Operative and Nonoperative Treatment of Humeral Shaft Fractures

Fractures of the humeral diaphysis occur in a bimodal distribution and represent 3-5% of all fractures. Overall the incidence is higher in women and typically presents at a more advanced age in this population, rendering fixation more difficult due to osteoporosis. The majority of fractures of the humeral diaphysis occur in the mid-shaft and proximal third and the majority are simple (or non-comminuted) in pattern.

Presently, the standard treatment of isolated humeral diaphysis fractures is nonoperative care using splints, braces, casts and slings. Most centres in North America and Europe favor functional bracing with a coaptation splint given the positive results reported with this device, despite the prolonged period of pain and discomfort as well as the need for repeated clinic follow-up visits associated with it.

Presently there are no published prospective comparative studies that systematically evaluate patient function following the operative or nonoperative treatment of humeral shaft fractures.

Clinical evaluations following functional bracing using patient-based outcome tools revealed a 20% nonunion rate in patients suffering a simple (non-comminuted) fracture.
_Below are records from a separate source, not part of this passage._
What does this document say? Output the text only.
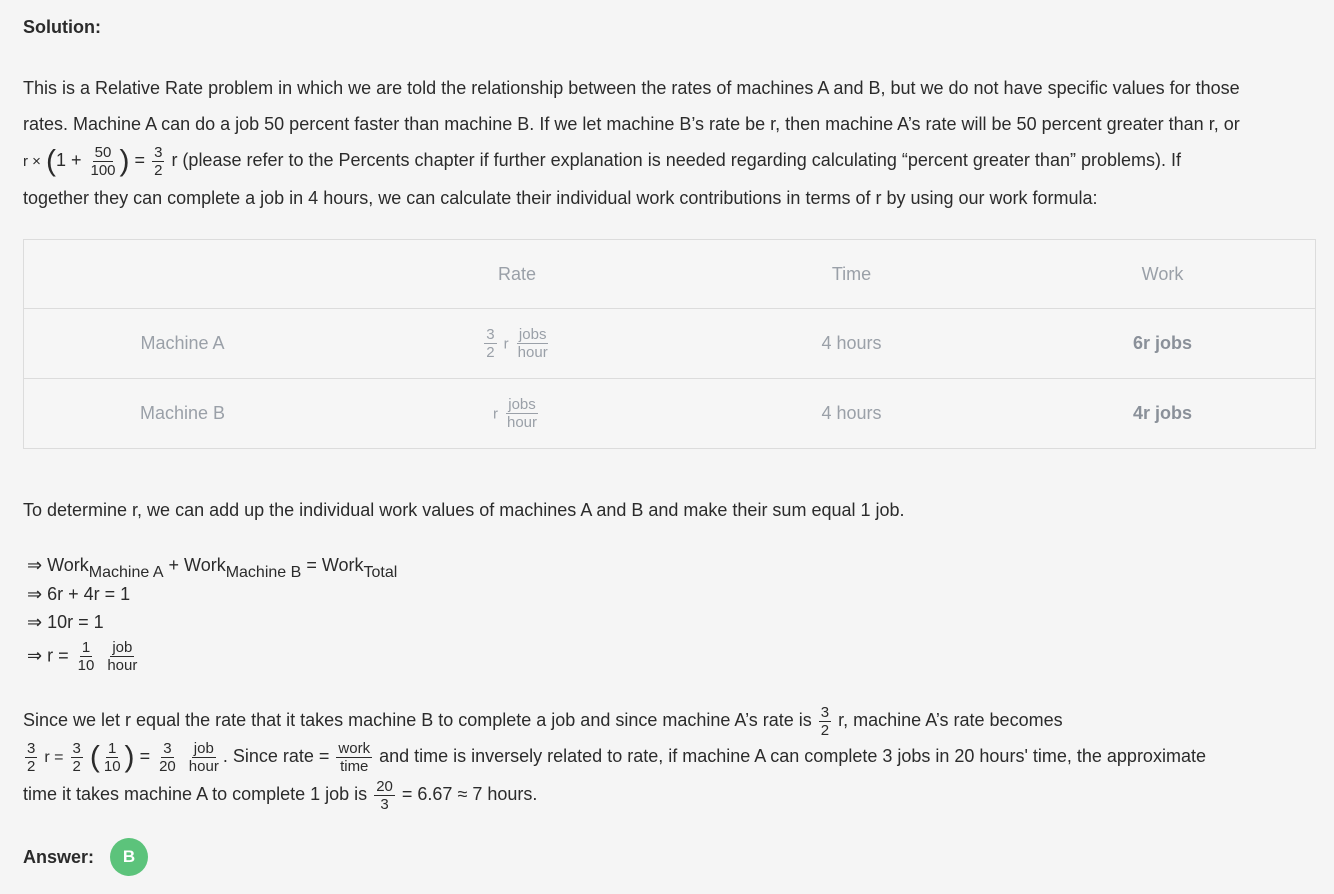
Solution:
This is a Relative Rate problem in which we are told the relationship between the rates of machines A and B, but we do not have specific values for those
rates. Machine A can do a job 50 percent faster than machine B. If we let machine B’s rate be r, then machine A’s rate will be 50 percent greater than r, or
$r \times (1 + \frac{50}{100}$ ) = $\frac{3}{2}$ r (please refer to the Percents chapter if further explanation is needed regarding calculating “percent greater than” problems). If
together they can complete a job in 4 hours, we can calculate their individual work contributions in terms of r by using our work formula:
	Rate	Time	Work
Machine A	$\frac{3}{2}$ r $\frac{\text{jobs}}{\text{hour}}$	4 hours	6r jobs
Machine B	r $\frac{\text{jobs}}{\text{hour}}$	4 hours	4r jobs
To determine r, we can add up the individual work values of machines A and B and make their sum equal 1 job.
⇒ Work$_{Machine A}$ + Work$_{Machine B}$ = Work$_{Total}$
⇒ 6r + 4r = 1
⇒ 10r = 1
⇒ $r = \frac{1}{10}$
$\frac{\text{job}}{\text{hour}}$
Since we let r equal the rate that it takes machine B to complete a job and since machine A’s rate is $\frac{3}{2} r$, machine A’s rate becomes
$\frac{3}{2}$ $r = \frac{3}{2}$ ( $\frac{1}{10}$ ) = $\frac{3}{20}$
$\frac{\text{job}}{\text{hour}}$ . Since rate = $\frac{\text{work}}{\text{time}}$ and time is inversely related to rate, if machine A can complete 3 jobs in 20 hours' time, the approximate
time it takes machine A to complete 1 job is $\frac{20}{3} = 6.67 \approx 7$ hours.
Answer:	B
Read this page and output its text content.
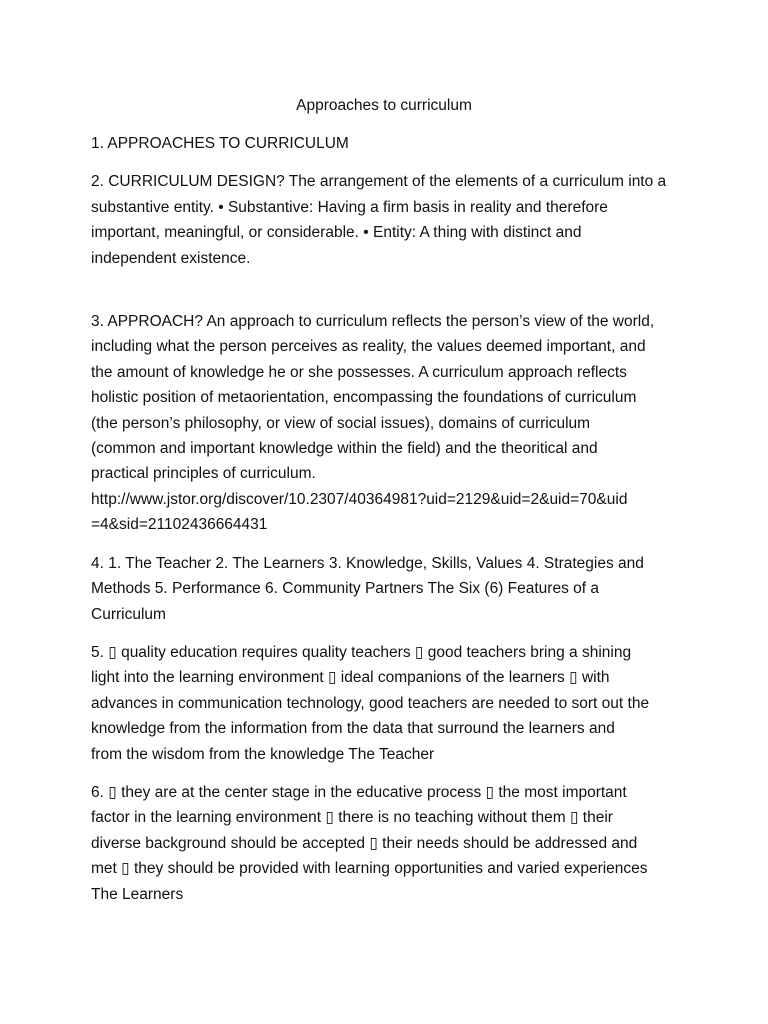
Approaches to curriculum
1. APPROACHES TO CURRICULUM
2. CURRICULUM DESIGN? The arrangement of the elements of a curriculum into a
substantive entity. • Substantive: Having a firm basis in reality and therefore
important, meaningful, or considerable. • Entity: A thing with distinct and
independent existence.
3. APPROACH? An approach to curriculum reflects the person’s view of the world,
including what the person perceives as reality, the values deemed important, and
the amount of knowledge he or she possesses. A curriculum approach reflects
holistic position of metaorientation, encompassing the foundations of curriculum
(the person’s philosophy, or view of social issues), domains of curriculum
(common and important knowledge within the field) and the theoritical and
practical principles of curriculum.
http://www.jstor.org/discover/10.2307/40364981?uid=2129&uid=2&uid=70&uid
=4&sid=21102436664431
4. 1. The Teacher 2. The Learners 3. Knowledge, Skills, Values 4. Strategies and
Methods 5. Performance 6. Community Partners The Six (6) Features of a
Curriculum
5. ▯ quality education requires quality teachers ▯ good teachers bring a shining
light into the learning environment ▯ ideal companions of the learners ▯ with
advances in communication technology, good teachers are needed to sort out the
knowledge from the information from the data that surround the learners and
from the wisdom from the knowledge The Teacher
6. ▯ they are at the center stage in the educative process ▯ the most important
factor in the learning environment ▯ there is no teaching without them ▯ their
diverse background should be accepted ▯ their needs should be addressed and
met ▯ they should be provided with learning opportunities and varied experiences
The Learners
Invariably, this led to surgical intervention to achieve union. In those whose fracture healed with the splint, only 50% reported a full recovery while none of those requiring surgery for nonunion did so. This low rate of functional recovery may be due in part to the high rate of shoulder stiffness following functional bracing. Significant stiffness in the shoulder following functional bracing has ranged from 14-60% with an average of 40%.

The advantages of open reduction and plate fixation of humeral shaft fractures include a direct approach to the fracture site with direct visualization and protection of the radial nerve (depending on fracture level and approach), the possibility of rigid compressive fixation, and the opportunity for bone grafting and/or radial nerve exploration if needed. Importantly, it permits rapid mobilization of the shoulder and elbow, obviating the need of immobilization, and ensures anatomic or near anatomic alignment. These advantages must be weighed against the small risk of infection (<1-6%) with most occurring after open fractures or severe crush injury, nonunion (4-6%) especially in high energy injuries, and iatrogenic radial nerve injury (1-3%) the vast majority of which are transient.
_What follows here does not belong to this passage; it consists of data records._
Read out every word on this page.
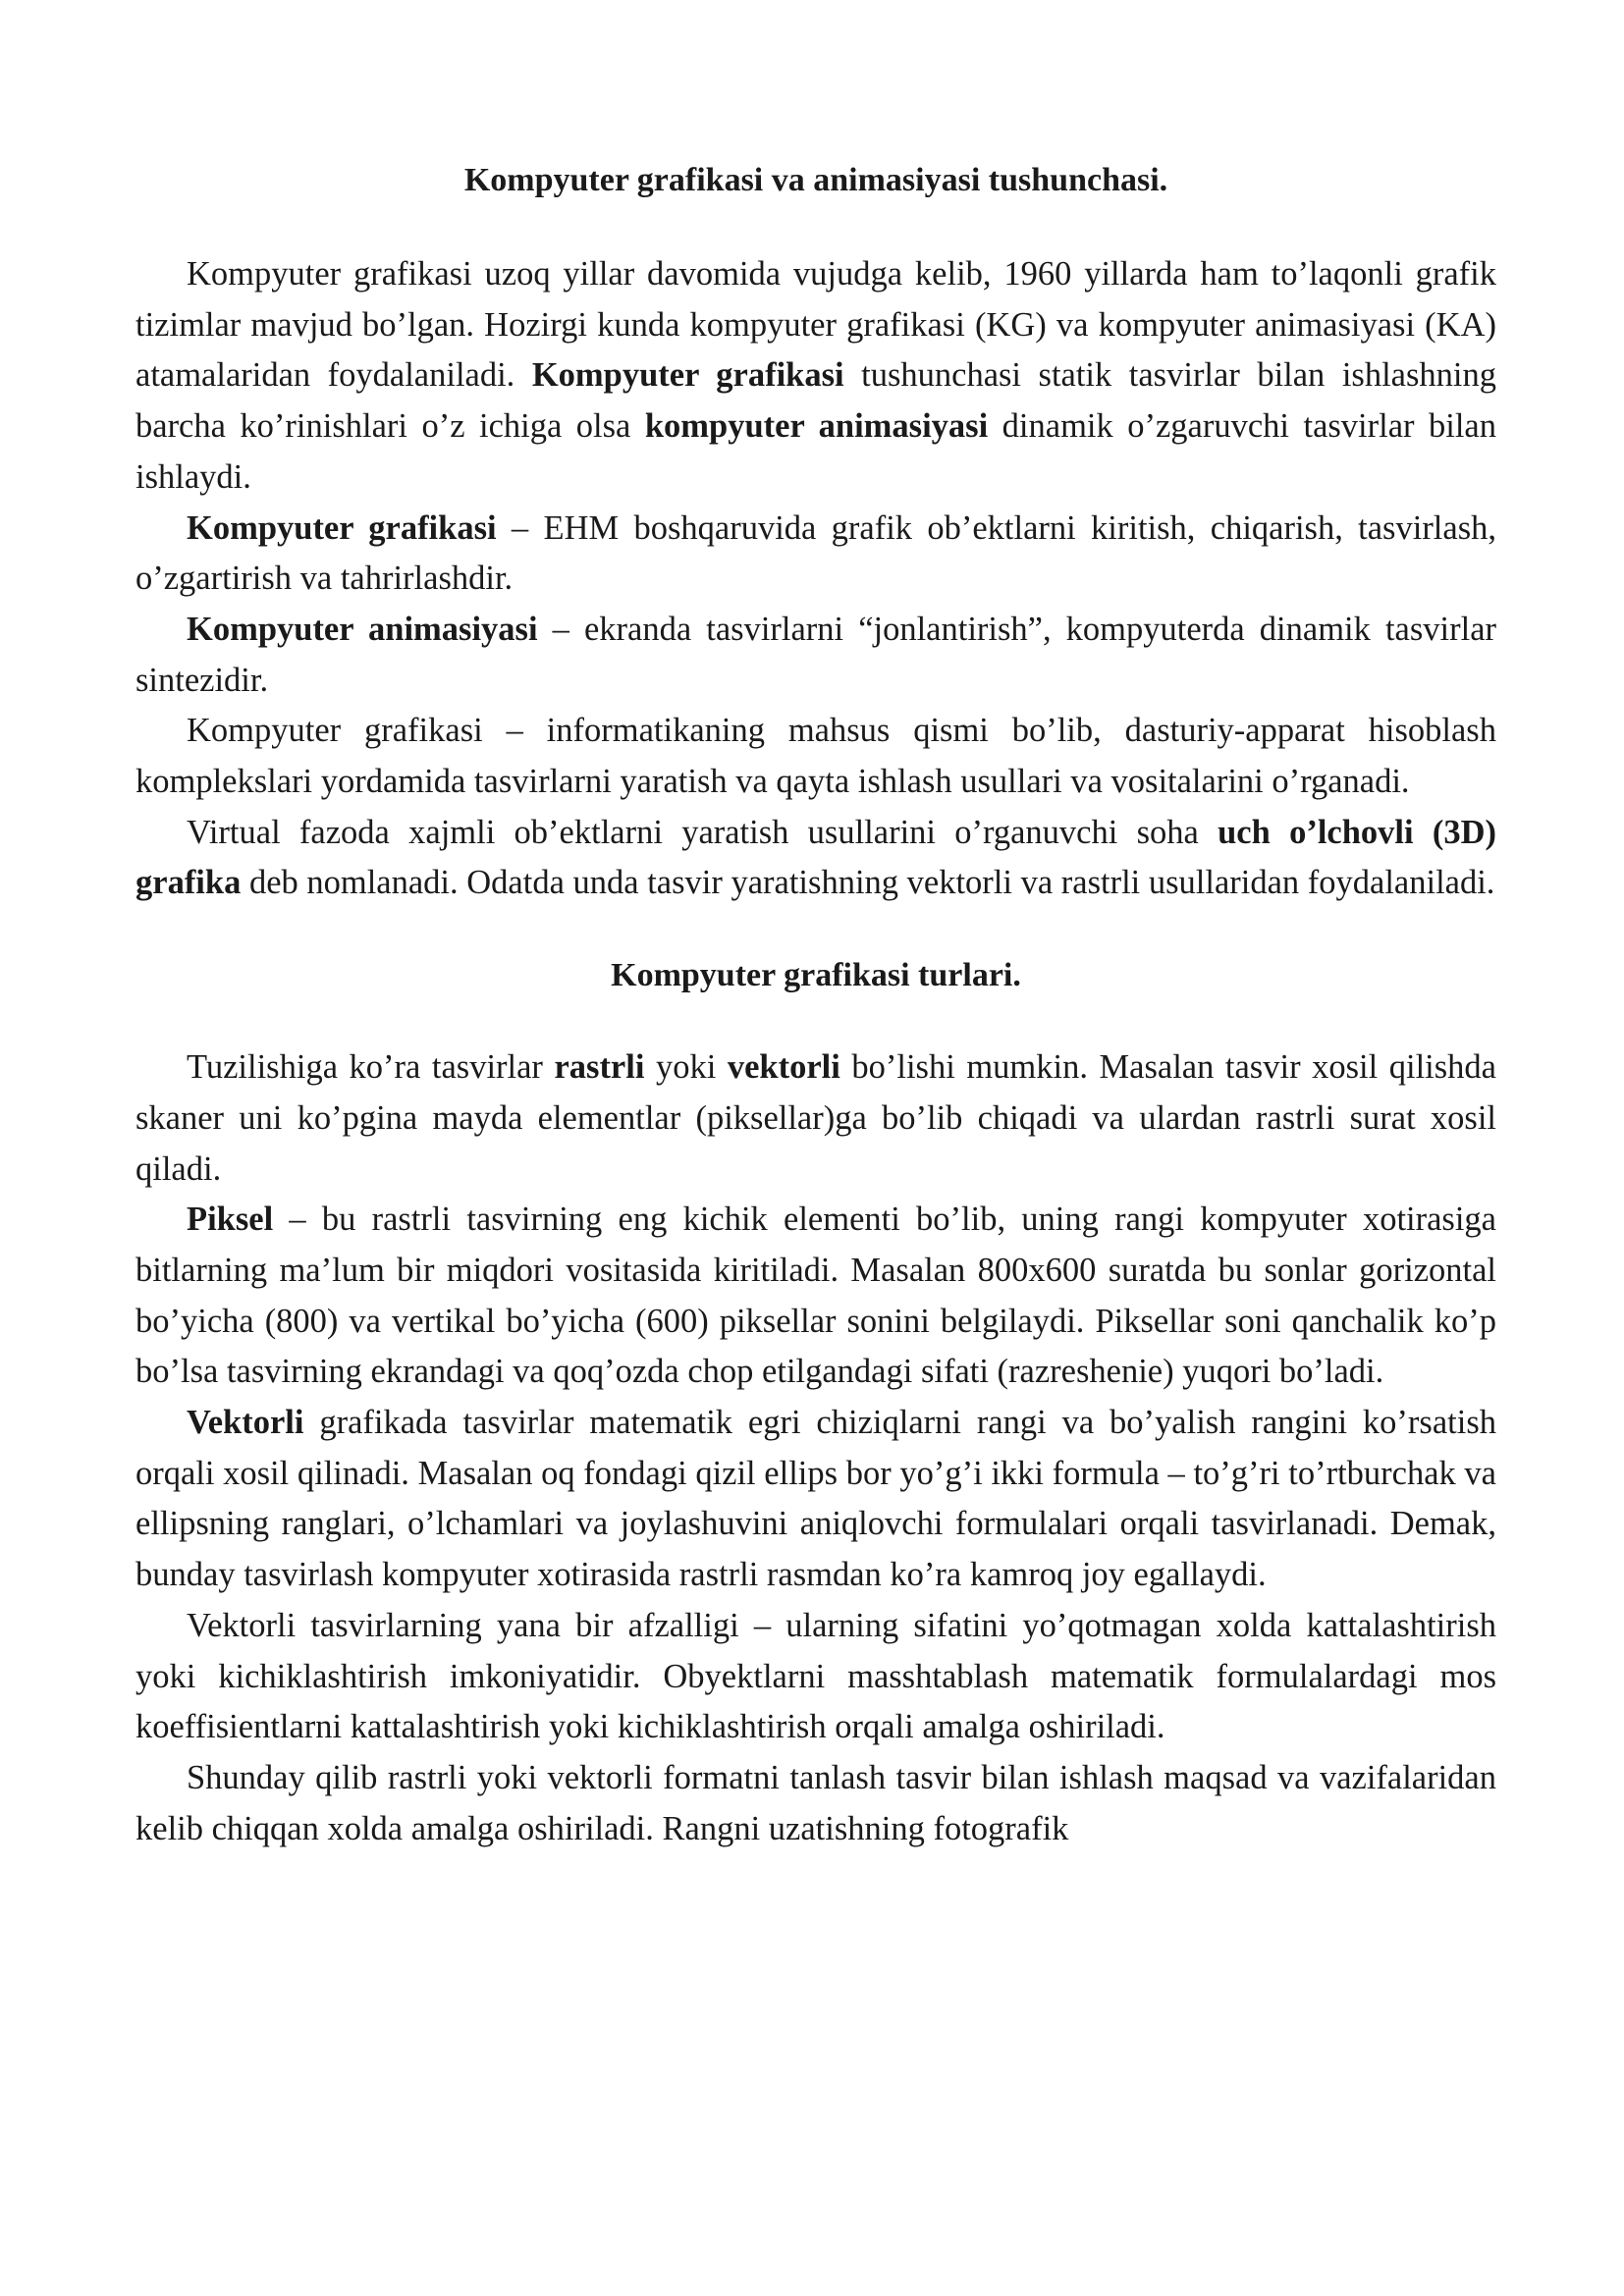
Kompyuter grafikasi va animasiyasi tushunchasi.

Kompyuter grafikasi uzoq yillar davomida vujudga kelib, 1960 yillarda ham to’laqonli grafik tizimlar mavjud bo’lgan. Hozirgi kunda kompyuter grafikasi (KG) va kompyuter animasiyasi (KA) atamalaridan foydalaniladi. Kompyuter grafikasi tushunchasi statik tasvirlar bilan ishlashning barcha ko’rinishlari o’z ichiga olsa kompyuter animasiyasi dinamik o’zgaruvchi tasvirlar bilan ishlaydi.

Kompyuter grafikasi – EHM boshqaruvida grafik ob’ektlarni kiritish, chiqarish, tasvirlash, o’zgartirish va tahrirlashdir.

Kompyuter animasiyasi – ekranda tasvirlarni “jonlantirish”, kompyuterda dinamik tasvirlar sintezidir.

Kompyuter grafikasi – informatikaning mahsus qismi bo’lib, dasturiy-apparat hisoblash komplekslari yordamida tasvirlarni yaratish va qayta ishlash usullari va vositalarini o’rganadi.

Virtual fazoda xajmli ob’ektlarni yaratish usullarini o’rganuvchi soha uch o’lchovli (3D) grafika deb nomlanadi. Odatda unda tasvir yaratishning vektorli va rastrli usullaridan foydalaniladi.

Kompyuter grafikasi turlari.

Tuzilishiga ko’ra tasvirlar rastrli yoki vektorli bo’lishi mumkin. Masalan tasvir xosil qilishda skaner uni ko’pgina mayda elementlar (piksellar)ga bo’lib chiqadi va ulardan rastrli surat xosil qiladi.

Piksel – bu rastrli tasvirning eng kichik elementi bo’lib, uning rangi kompyuter xotirasiga bitlarning ma’lum bir miqdori vositasida kiritiladi. Masalan 800x600 suratda bu sonlar gorizontal bo’yicha (800) va vertikal bo’yicha (600) piksellar sonini belgilaydi. Piksellar soni qanchalik ko’p bo’lsa tasvirning ekrandagi va qoq’ozda chop etilgandagi sifati (razreshenie) yuqori bo’ladi.

Vektorli grafikada tasvirlar matematik egri chiziqlarni rangi va bo’yalish rangini ko’rsatish orqali xosil qilinadi. Masalan oq fondagi qizil ellips bor yo’g’i ikki formula – to’g’ri to’rtburchak va ellipsning ranglari, o’lchamlari va joylashuvini aniqlovchi formulalari orqali tasvirlanadi. Demak, bunday tasvirlash kompyuter xotirasida rastrli rasmdan ko’ra kamroq joy egallaydi.

Vektorli tasvirlarning yana bir afzalligi – ularning sifatini yo’qotmagan xolda kattalashtirish yoki kichiklashtirish imkoniyatidir. Obyektlarni masshtablash matematik formulalardagi mos koeffisientlarni kattalashtirish yoki kichiklashtirish orqali amalga oshiriladi.

Shunday qilib rastrli yoki vektorli formatni tanlash tasvir bilan ishlash maqsad va vazifalaridan kelib chiqqan xolda amalga oshiriladi. Rangni uzatishning fotografik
Operative care: Fixation with regular or broad 3.5mm or 4.5mm dynamic compression plate (DCP) using standard technique will be applied in cases with normal bone density; in the face of osteopenic bone, locked-plate implants will be employed at the discretion of the surgeon. Bone graft will not be used routinely as these are simple fracture patterns. Postoperative splinting (or sling) will be maintained for 10 - 14 days followed by gentle ROM exercises under physiotherapy supervision. Strengthening and proprioception will be begun once fracture healing has occurred, typically at 6-8 weeks.

Conservative care will entail the application of a plaster sugartong splint for 10-14 days followed by transition to a functional (coaptation) brace, to be applied by a qualified orthotist. Gentle ROM exercises of the elbow and shoulder will begin as tolerated under the supervision of a physiotherapist after 2 weeks with strengthening and proprioception added once fracture healing has occurred, typically at 6-8 weeks.

This multicentre prospective randomized trial will involve the Canadian Orthopaedic Trauma Society (COTS), an association of trauma surgeons involved in collaborative outcomes research with a proven track record of research and publication. Patients with a humeral diaphyseal fracture who meet all eligibility criteria and provide consent to participate will be randomly assigned to the operative or splint/brace treatment group. Patients will start physiotherapy at 2 weeks post-randomization (splint/brace group)or 2 weeks post-surgery for gentle ROM exercises. The operative group will progress to strengthening and proprioception at 4-6 weeks. The splint/brace group will only progress at the 6-8 weeks mark once union has occurred. Evaluation at 2 and 6 weeks, 4, 6, and 12 months will include functional, clinical and radiological parameters. Functional evaluation will include the DASH, SMFA questionnaires and the Constant Shoulder Score. Clinical outcome will evaluate range and motion including the shoulder and elbow of both the affected arm and contralateral shoulder and elbow. Standard radiographic parameters will be measured. The primary outcome measure will be functional outcome as measured with the DASH. Appropriate statistical analyses will be performed on the data. Sample size calculation reveals the need for 90 patients per treatment arm. A census of the centers committed to the study predicts a 1-24 month recruitment period. Patient follow-up will end at the 12 month visit.